Basic strategies need to be implemented inside a classroom to help transition students with ASD. These include:
- A clear structure and daily routine
- Use of clear and unambiguous language (not a lot of humor or irony)
- Make clear which behaviors are unacceptable
- Address the child individually
- Provide a warning if there is an impending change in routine or activity switch
- Know the student's ticks and what 'abnormal behavior might be
- Specific teaching using photographs, video recording, how feeling are expressed and communicated so they can be recognized.
- Regular opportunity for simple conversations to help increase the use of 'how' and 'why' questions
- Use charts to record behavioral progress reinforcement
How Does Autism Affect the Learning/Teaching Relationship Between Children and Teachers?
Any teacher can get very frustrated with children in general, and if a disability is added to the equation, it can make for a difficult learning and teaching experience for both parties involved. It is important to remember what the student is going through and having to deal with. Patience truly is a virtue for the teacher, combined with empathy, understanding, encouragement and compassion.
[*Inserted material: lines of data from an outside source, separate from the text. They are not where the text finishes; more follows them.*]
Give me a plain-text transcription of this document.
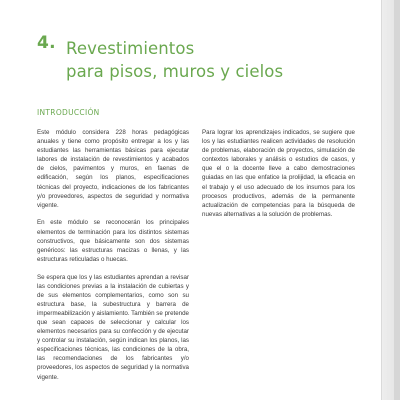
4. Revestimientos
para pisos, muros y cielos
INTRODUCCIÓN

Este módulo considera 228 horas pedagógicas anuales y tiene como propósito entregar a los y las estudiantes las herramientas básicas para ejecutar labores de instalación de revestimientos y acabados de cielos, pavimentos y muros, en faenas de edificación, según los planos, especificaciones técnicas del proyecto, indicaciones de los fabricantes y/o proveedores, aspectos de seguridad y normativa vigente.

En este módulo se reconocerán los principales elementos de terminación para los distintos sistemas constructivos, que básicamente son dos sistemas genéricos: las estructuras macizas o llenas, y las estructuras reticuladas o huecas.

Se espera que los y las estudiantes aprendan a revisar las condiciones previas a la instalación de cubiertas y de sus elementos complementarios, como son su estructura base, la subestructura y barrera de impermeabilización y aislamiento. También se pretende que sean capaces de seleccionar y calcular los elementos necesarios para su confección y de ejecutar y controlar su instalación, según indican los planos, las especificaciones técnicas, las condiciones de la obra, las recomendaciones de los fabricantes y/o proveedores, los aspectos de seguridad y la normativa vigente.

Para lograr los aprendizajes indicados, se sugiere que los y las estudiantes realicen actividades de resolución de problemas, elaboración de proyectos, simulación de contextos laborales y análisis o estudios de casos, y que el o la docente lleve a cabo demostraciones guiadas en las que enfatice la prolijidad, la eficacia en el trabajo y el uso adecuado de los insumos para los procesos productivos, además de la permanente actualización de competencias para la búsqueda de nuevas alternativas a la solución de problemas.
Within any teaching strategy, to work and develop a method of structured teaching, there must be an understanding of the unique features and characteristics of the autistic child. A teacher must organize the child's environment so the child is able to focus on relevant information and not be distracted by irrelevant things. The teacher must also develop appropriate activities to engage the student and not frustrate them. The instructor must also help the student understand what is expected of them so they do not have any disruptions to their routine or be inadvertently thrust outside of their comfort zone.
Despite a teacher's best efforts to reduce the stress, anxiety and frustration of the environment, behavioral challenges will still arise, depending on the characteristics of the autistic child.
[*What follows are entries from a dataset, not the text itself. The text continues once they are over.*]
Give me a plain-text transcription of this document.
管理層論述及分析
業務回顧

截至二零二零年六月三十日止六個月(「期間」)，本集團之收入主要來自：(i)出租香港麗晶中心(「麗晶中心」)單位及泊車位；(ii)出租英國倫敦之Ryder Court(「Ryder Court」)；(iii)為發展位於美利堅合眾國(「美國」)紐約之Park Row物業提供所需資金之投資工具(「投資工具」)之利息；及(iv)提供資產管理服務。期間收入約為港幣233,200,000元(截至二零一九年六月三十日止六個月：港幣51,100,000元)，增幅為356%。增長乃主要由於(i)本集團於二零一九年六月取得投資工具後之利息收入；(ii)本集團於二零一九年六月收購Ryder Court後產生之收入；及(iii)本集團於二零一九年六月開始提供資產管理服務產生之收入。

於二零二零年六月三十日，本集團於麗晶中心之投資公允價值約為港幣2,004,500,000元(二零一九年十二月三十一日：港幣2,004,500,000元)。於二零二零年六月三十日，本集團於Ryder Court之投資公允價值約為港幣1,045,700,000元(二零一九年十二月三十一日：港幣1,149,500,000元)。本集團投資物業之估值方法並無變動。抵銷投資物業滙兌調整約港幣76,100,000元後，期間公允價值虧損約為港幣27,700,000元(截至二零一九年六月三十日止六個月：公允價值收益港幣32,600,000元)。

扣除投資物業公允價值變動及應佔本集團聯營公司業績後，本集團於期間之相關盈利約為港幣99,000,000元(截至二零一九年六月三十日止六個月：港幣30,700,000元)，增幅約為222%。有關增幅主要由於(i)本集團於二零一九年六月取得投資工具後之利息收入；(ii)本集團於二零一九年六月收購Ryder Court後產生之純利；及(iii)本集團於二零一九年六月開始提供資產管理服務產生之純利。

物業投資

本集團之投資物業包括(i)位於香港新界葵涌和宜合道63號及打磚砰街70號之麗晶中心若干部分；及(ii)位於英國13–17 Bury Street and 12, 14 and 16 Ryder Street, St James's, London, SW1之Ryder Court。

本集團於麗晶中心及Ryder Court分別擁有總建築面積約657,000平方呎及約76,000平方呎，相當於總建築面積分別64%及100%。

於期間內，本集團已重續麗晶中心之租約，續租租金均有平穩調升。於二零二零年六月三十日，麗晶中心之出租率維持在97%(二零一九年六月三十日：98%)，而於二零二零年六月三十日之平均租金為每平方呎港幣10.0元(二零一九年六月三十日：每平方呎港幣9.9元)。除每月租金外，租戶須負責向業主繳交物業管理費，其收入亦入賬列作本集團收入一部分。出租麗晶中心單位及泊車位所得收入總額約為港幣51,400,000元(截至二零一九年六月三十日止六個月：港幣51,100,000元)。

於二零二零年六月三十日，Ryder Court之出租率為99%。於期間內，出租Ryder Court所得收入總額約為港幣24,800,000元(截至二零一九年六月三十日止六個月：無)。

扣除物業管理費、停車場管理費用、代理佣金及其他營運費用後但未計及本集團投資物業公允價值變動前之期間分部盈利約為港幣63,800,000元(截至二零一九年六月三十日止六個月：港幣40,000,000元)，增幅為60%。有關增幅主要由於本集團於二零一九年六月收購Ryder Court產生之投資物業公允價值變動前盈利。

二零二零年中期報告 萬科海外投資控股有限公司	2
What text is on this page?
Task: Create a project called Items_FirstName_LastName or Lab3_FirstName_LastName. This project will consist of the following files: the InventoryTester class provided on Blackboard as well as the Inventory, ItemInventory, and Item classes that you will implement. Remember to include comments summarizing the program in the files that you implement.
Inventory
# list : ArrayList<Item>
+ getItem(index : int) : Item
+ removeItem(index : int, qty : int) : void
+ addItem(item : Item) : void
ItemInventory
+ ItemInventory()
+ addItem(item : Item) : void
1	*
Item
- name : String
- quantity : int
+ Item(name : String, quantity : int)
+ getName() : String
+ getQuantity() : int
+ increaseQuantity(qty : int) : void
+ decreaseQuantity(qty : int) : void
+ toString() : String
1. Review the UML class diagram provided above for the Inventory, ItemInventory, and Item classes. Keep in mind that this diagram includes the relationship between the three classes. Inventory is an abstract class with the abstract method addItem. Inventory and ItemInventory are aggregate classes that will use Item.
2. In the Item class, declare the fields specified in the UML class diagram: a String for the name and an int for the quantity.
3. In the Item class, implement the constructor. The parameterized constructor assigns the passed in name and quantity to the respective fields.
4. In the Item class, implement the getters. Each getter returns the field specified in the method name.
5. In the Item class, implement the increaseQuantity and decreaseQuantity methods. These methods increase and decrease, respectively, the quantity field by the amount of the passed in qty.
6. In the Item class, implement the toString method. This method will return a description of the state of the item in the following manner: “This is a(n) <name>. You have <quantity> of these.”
Autistic Spectrum Disorder has come out of the shadows and gained notoriety in today's society through the actions of celebrities, organizations, and parents of autistic children as awareness of this increasingly prevalent disorder increases exponentially with research, education and mainstreaming. Since it was identified just a little over a half century ago, ASD has gained attention and momentum and tremendous strides in identification, possible causes, treatment, societal reaction/interaction, the learning/teaching cooperative, have provided lofty expectations for the future.
While teaching students with ASD is challenging, it can also be hugely rewarding. Teaching methods like TEACCH, which encompass the basic principles and techniques found to be most effective and least upsetting for the autistic child: consistency in a passive environment, an unvaried schedule and basic repetitive routine-- enable teachers to help the autistic student learn and progress within a safety zone geared toward their own individual learning style.
Although there is no cure, there have been significant strides in identifying, developing and implementing new treatments every day. Children with ASD are often able to lead full, happy, and productive lives, interacting with society on their own terms. One can only hope that the strides of today will be not only matched but outpaced in the future as ASD becomes not a mysterious disorder of unknown origin, but a minor affliction overcome by millions, unidentifiable and without stigma in the mainstream world.